Consider the closed triangle (simplex) $ \Delta = [(0,1), (0,0) , (1,0)] \subset \mathbb{R}^2 $, ie, $\Delta$ is the convex hull of the points $v_1 = (0,1)$, $v_0 = (0,0)$ and $v_2 = (1,0)$ in $\mathbb{R}^2$, with the usual (euclidean) induced topology from $\mathbb{R}^2$. Identify the points to form the quotient topology like this: all the points of the interior of $\Delta$ are identified just with themselves, ie, form the classes $\{p\}$ for $p \in int \Delta$. On the boundary of $\Delta$, identify sets of 3 points starting on the vertices and going along each edge counterclockwise, ie, form the classes $\{ (0,1-t) , (t,0) , (1-t,t) \}$, for all $t \in I = [0,1]$, ie, for $0 \leqslant t \leqslant 1$.

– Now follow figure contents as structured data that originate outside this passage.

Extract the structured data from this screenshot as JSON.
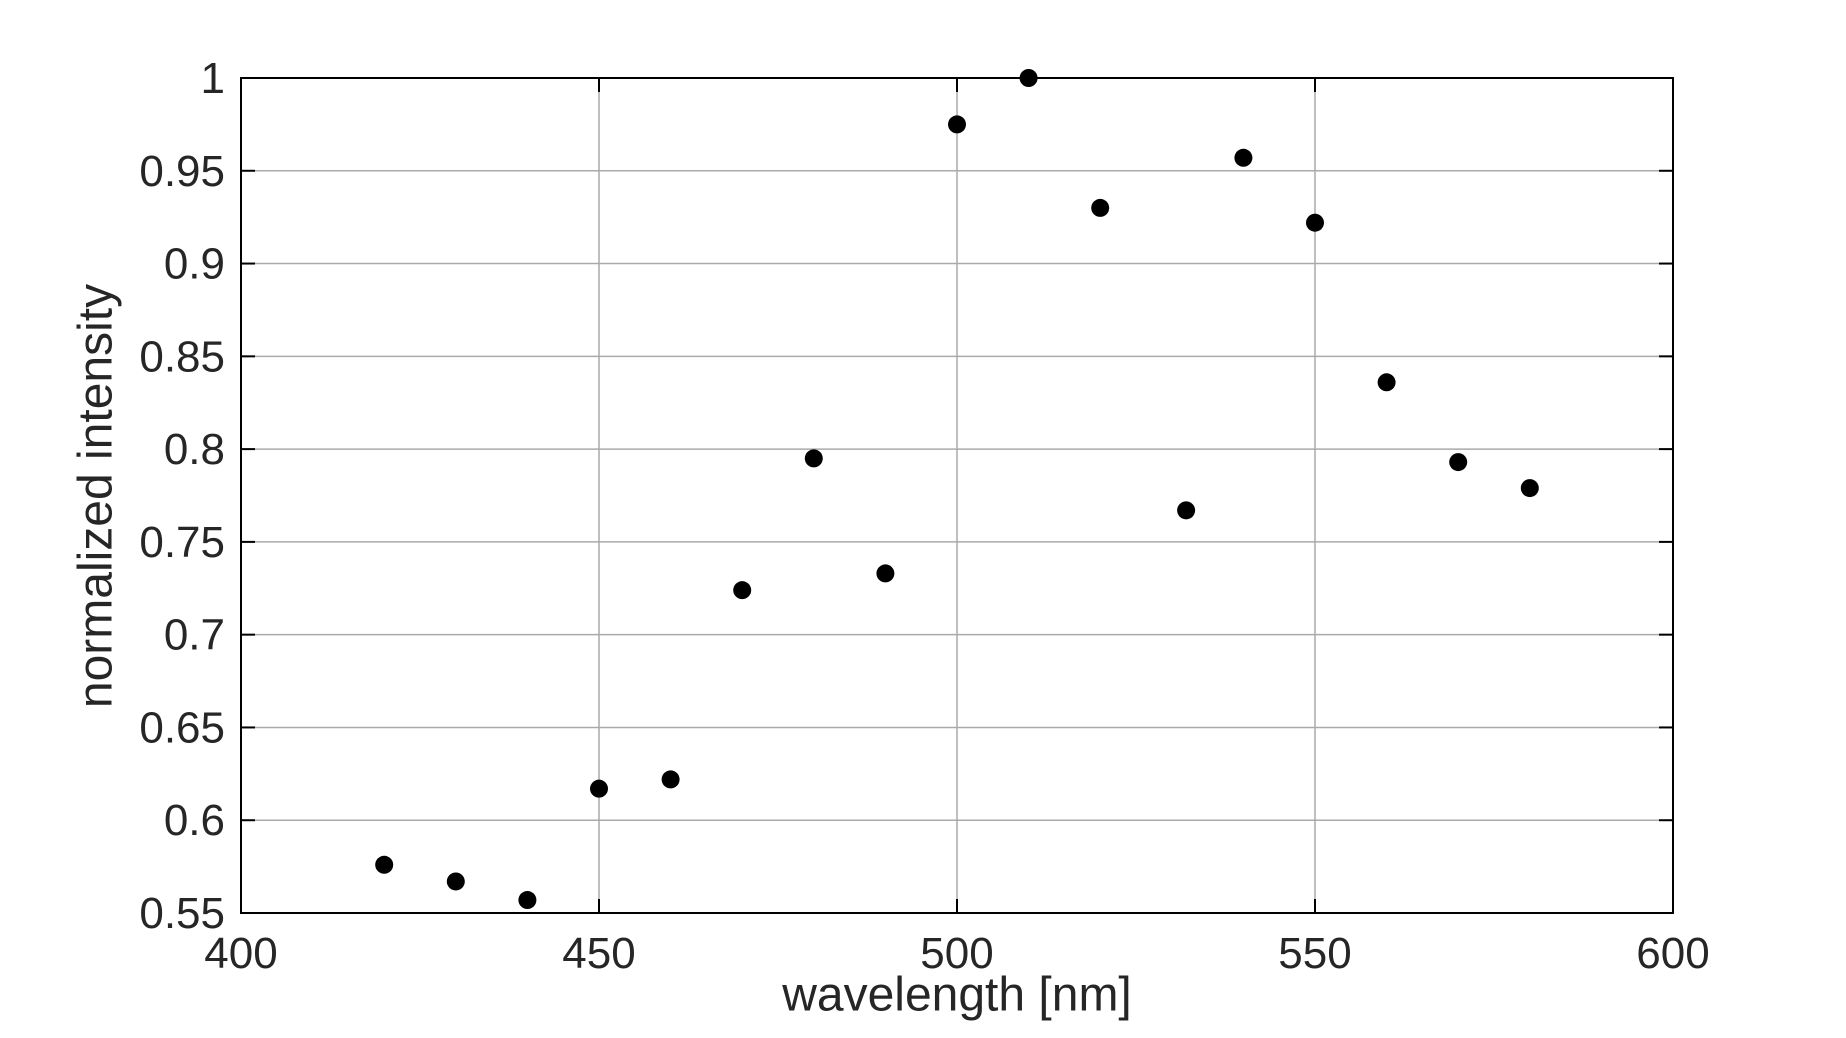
{
  "chart_data": {
    "type": "scatter",
    "title": "",
    "xlabel": "wavelength [nm]",
    "ylabel": "normalized intensity",
    "xlim": [
      400,
      600
    ],
    "ylim": [
      0.55,
      1.0
    ],
    "xticks": [
      400,
      450,
      500,
      550,
      600
    ],
    "xtick_labels": [
      "400",
      "450",
      "500",
      "550",
      "600"
    ],
    "yticks": [
      0.55,
      0.6,
      0.65,
      0.7,
      0.75,
      0.8,
      0.85,
      0.9,
      0.95,
      1.0
    ],
    "ytick_labels": [
      "0.55",
      "0.6",
      "0.65",
      "0.7",
      "0.75",
      "0.8",
      "0.85",
      "0.9",
      "0.95",
      "1"
    ],
    "grid": true,
    "legend_position": "none",
    "marker": {
      "shape": "circle",
      "color": "#000000",
      "radius_px": 9
    },
    "series": [
      {
        "name": "normalized intensity",
        "x": [
          420,
          430,
          440,
          450,
          460,
          470,
          480,
          490,
          500,
          510,
          520,
          532,
          540,
          550,
          560,
          570,
          580
        ],
        "y": [
          0.576,
          0.567,
          0.557,
          0.617,
          0.622,
          0.724,
          0.795,
          0.733,
          0.975,
          1.0,
          0.93,
          0.767,
          0.957,
          0.922,
          0.836,
          0.793,
          0.779
        ]
      }
    ]
  },
  "colors": {
    "background": "#ffffff",
    "frame": "#000000",
    "grid": "#aaaaaa",
    "tick": "#262626",
    "text": "#262626",
    "marker": "#000000"
  }
}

The quotient space formed is $\Delta$, the triangle with edges identified.
The questions:
(1) There exists a triangulation for $\Delta$? Ie, there exists a simplicial complex homeomorphic to $\Delta$?
(2) How to compute the homology groups of $\Delta$? Here I can use CW-complexes, but I don't know if I performed this correctly.
Thanks in advance
Taking the second Barycentric subdivision of the triangle (ie. divide it into six, and then divide each of those into 6), and then quotienting, should give a simplicial complex. You could then use simplicial homology, but there are a lot of triangles. In practice I would calculate as if the single triangle did give a simplicial complex.